In this case, in order for the adder to have a zero code, add logical Г to the output code of the auxiliary counter, i.e. depending on the direction of movement of the head relative to the line of phase shifters, the code of the auxiliary counter will either decrease or increase. Moreover, an excess of the register code over the auxiliary counter code is taken as a positive movement. In this case, the high order of the output code of the adder will be logical O, and the output of the subtraction of element 16 AND-NOT (Fig. 1) will be logical 1, which, when it is fed to the counting input +1 of the auxiliary counter, executed on the K155IK7 chip, working in the mode of summing and subtracting, it will cause a transition from the logical O state to the logical 1 state at the counting input -1 of this counter, i.e. the auxiliary counter will switch from the summing mode to the subtracting mode.

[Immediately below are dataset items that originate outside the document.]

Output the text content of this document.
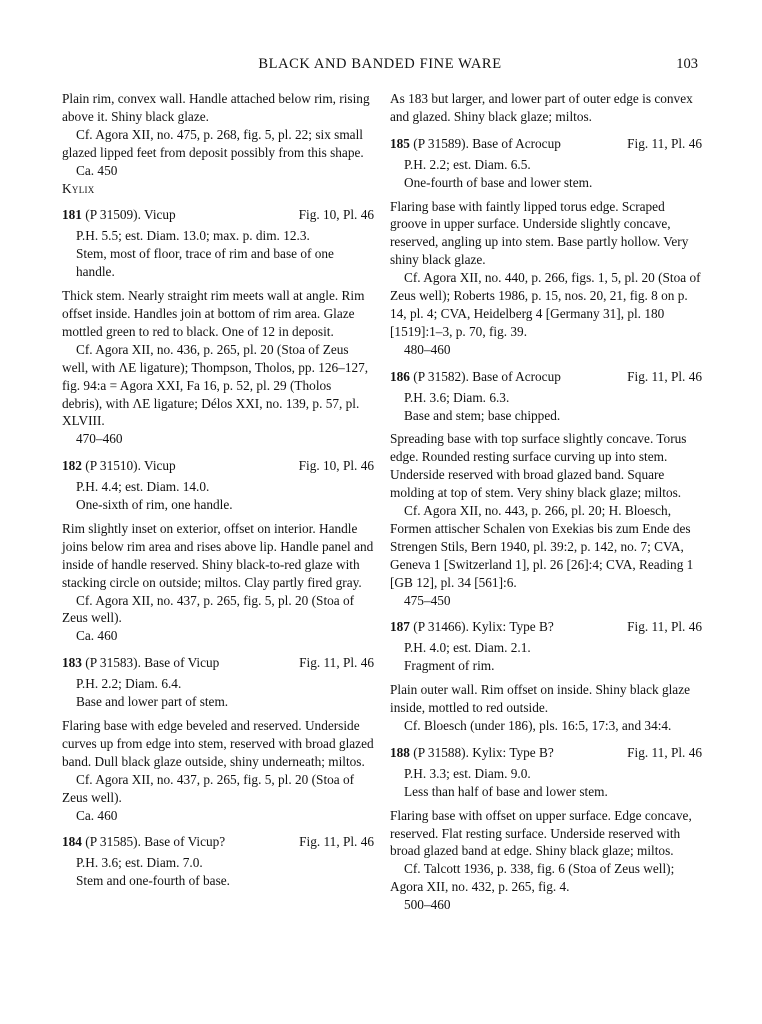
BLACK AND BANDED FINE WARE	103

Plain rim, convex wall. Handle attached below rim, rising above it. Shiny black glaze.

Cf. Agora XII, no. 475, p. 268, fig. 5, pl. 22; six small glazed lipped feet from deposit possibly from this shape.

Ca. 450

Kylix

181 (P 31509). Vicup	Fig. 10, Pl. 46

P.H. 5.5; est. Diam. 13.0; max. p. dim. 12.3.

Stem, most of floor, trace of rim and base of one handle.

Thick stem. Nearly straight rim meets wall at angle. Rim offset inside. Handles join at bottom of rim area. Glaze mottled green to red to black. One of 12 in deposit.

Cf. Agora XII, no. 436, p. 265, pl. 20 (Stoa of Zeus well, with ΛΕ ligature); Thompson, Tholos, pp. 126–127, fig. 94:a = Agora XXI, Fa 16, p. 52, pl. 29 (Tholos debris), with ΛΕ ligature; Délos XXI, no. 139, p. 57, pl. XLVIII.

470–460

182 (P 31510). Vicup	Fig. 10, Pl. 46

P.H. 4.4; est. Diam. 14.0.

One-sixth of rim, one handle.

Rim slightly inset on exterior, offset on interior. Handle joins below rim area and rises above lip. Handle panel and inside of handle reserved. Shiny black-to-red glaze with stacking circle on outside; miltos. Clay partly fired gray.

Cf. Agora XII, no. 437, p. 265, fig. 5, pl. 20 (Stoa of Zeus well).

Ca. 460

183 (P 31583). Base of Vicup	Fig. 11, Pl. 46

P.H. 2.2; Diam. 6.4.

Base and lower part of stem.

Flaring base with edge beveled and reserved. Underside curves up from edge into stem, reserved with broad glazed band. Dull black glaze outside, shiny underneath; miltos.

Cf. Agora XII, no. 437, p. 265, fig. 5, pl. 20 (Stoa of Zeus well).

Ca. 460

184 (P 31585). Base of Vicup?	Fig. 11, Pl. 46

P.H. 3.6; est. Diam. 7.0.

Stem and one-fourth of base.

As 183 but larger, and lower part of outer edge is convex and glazed. Shiny black glaze; miltos.

185 (P 31589). Base of Acrocup	Fig. 11, Pl. 46

P.H. 2.2; est. Diam. 6.5.

One-fourth of base and lower stem.

Flaring base with faintly lipped torus edge. Scraped groove in upper surface. Underside slightly concave, reserved, angling up into stem. Base partly hollow. Very shiny black glaze.

Cf. Agora XII, no. 440, p. 266, figs. 1, 5, pl. 20 (Stoa of Zeus well); Roberts 1986, p. 15, nos. 20, 21, fig. 8 on p. 14, pl. 4; CVA, Heidelberg 4 [Germany 31], pl. 180 [1519]:1–3, p. 70, fig. 39.

480–460

186 (P 31582). Base of Acrocup	Fig. 11, Pl. 46

P.H. 3.6; Diam. 6.3.

Base and stem; base chipped.

Spreading base with top surface slightly concave. Torus edge. Rounded resting surface curving up into stem. Underside reserved with broad glazed band. Square molding at top of stem. Very shiny black glaze; miltos.

Cf. Agora XII, no. 443, p. 266, pl. 20; H. Bloesch, Formen attischer Schalen von Exekias bis zum Ende des Strengen Stils, Bern 1940, pl. 39:2, p. 142, no. 7; CVA, Geneva 1 [Switzerland 1], pl. 26 [26]:4; CVA, Reading 1 [GB 12], pl. 34 [561]:6.

475–450

187 (P 31466). Kylix: Type B?	Fig. 11, Pl. 46

P.H. 4.0; est. Diam. 2.1.

Fragment of rim.

Plain outer wall. Rim offset on inside. Shiny black glaze inside, mottled to red outside.

Cf. Bloesch (under 186), pls. 16:5, 17:3, and 34:4.

188 (P 31588). Kylix: Type B?	Fig. 11, Pl. 46

P.H. 3.3; est. Diam. 9.0.

Less than half of base and lower stem.

Flaring base with offset on upper surface. Edge concave, reserved. Flat resting surface. Underside reserved with broad glazed band at edge. Shiny black glaze; miltos.

Cf. Talcott 1936, p. 338, fig. 6 (Stoa of Zeus well); Agora XII, no. 432, p. 265, fig. 4.

500–460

And, on the contrary, if there is a logical 1 in the high order of the adder's output code, the subtraction of the AND-NOT element 16 will result in a logical О, and at the output, the addition of the 17 AND-NOT element is logical 1, which will be fed to the inverting counting input -G auxiliary counter and will switch it from the subtraction mode to the addition mode.

It can be seen from the foregoing that, depending on which counting input n-1 or -1 is used to record information s of the counter, the inversion of the code at the output of the auxiliary counter is carried out automatically.

Claims (1)

The claims of the invention A device for measuring displacements, comprising a phase shifter connected to its excitation winding, a circuit of serially connected pulse generator, frequency divider, amplifier sinusoidal voltage driver, connected to the output of the signal winding of the phase shifter, a second amplifier, characterized in that, for the purpose of improving measurement accuracy by eliminating errors from instability in the frequency of the supply voltage and expanding functionality due to providing the ability to measure the speed of movement, it is equipped with a timer counter, the first input of which is connected to a pulse generator, the second to the second output of the frequency divider, a register, the first input of which is connected to the output of the second amplifier, the second to the output of the counter-timer, a logic unit shaper whose first output is connected to the third input of the register. an auxiliary counter, the first input of which is connected to the second output of the logical unit former, an adder, the first input of which is connected to the first output of the register, the second with the third output of the logical unit former, the third - with the first output of the auxiliary counter, four OR-NOT elements, the four elements AND NOT, the inputs of the first element OR NOT connected to the group of low order bits of the adder output, the inputs of the second OR-NOT element are connected to the group of high order bits of the adder output, the outputs of the first and second OR-NOT elements are connected to the corresponding inputs of the first AND-NOT element, the output of which is connected to the first input of the second AND-NOT element, the second input of which is connected to the second output of the generator, the output - to the fourth input of the fourth OR-NOT element and the first input of the third AND-NOT element, senior bit d the output of the adder is connected to the second input of the third AND-NOT element and the input of the third OR-NOT element, the output of the fourth OR-NOT element is connected to the first input of the fourth AND-NOT element, the second input of which is connected to the output of the third OR-NOT element, the output is to the second entry in the auxiliary counter, a third input connected to the output of the third AND-NO element and second outputs of the auxiliary counter, and second AND-devices are Nyo outputs.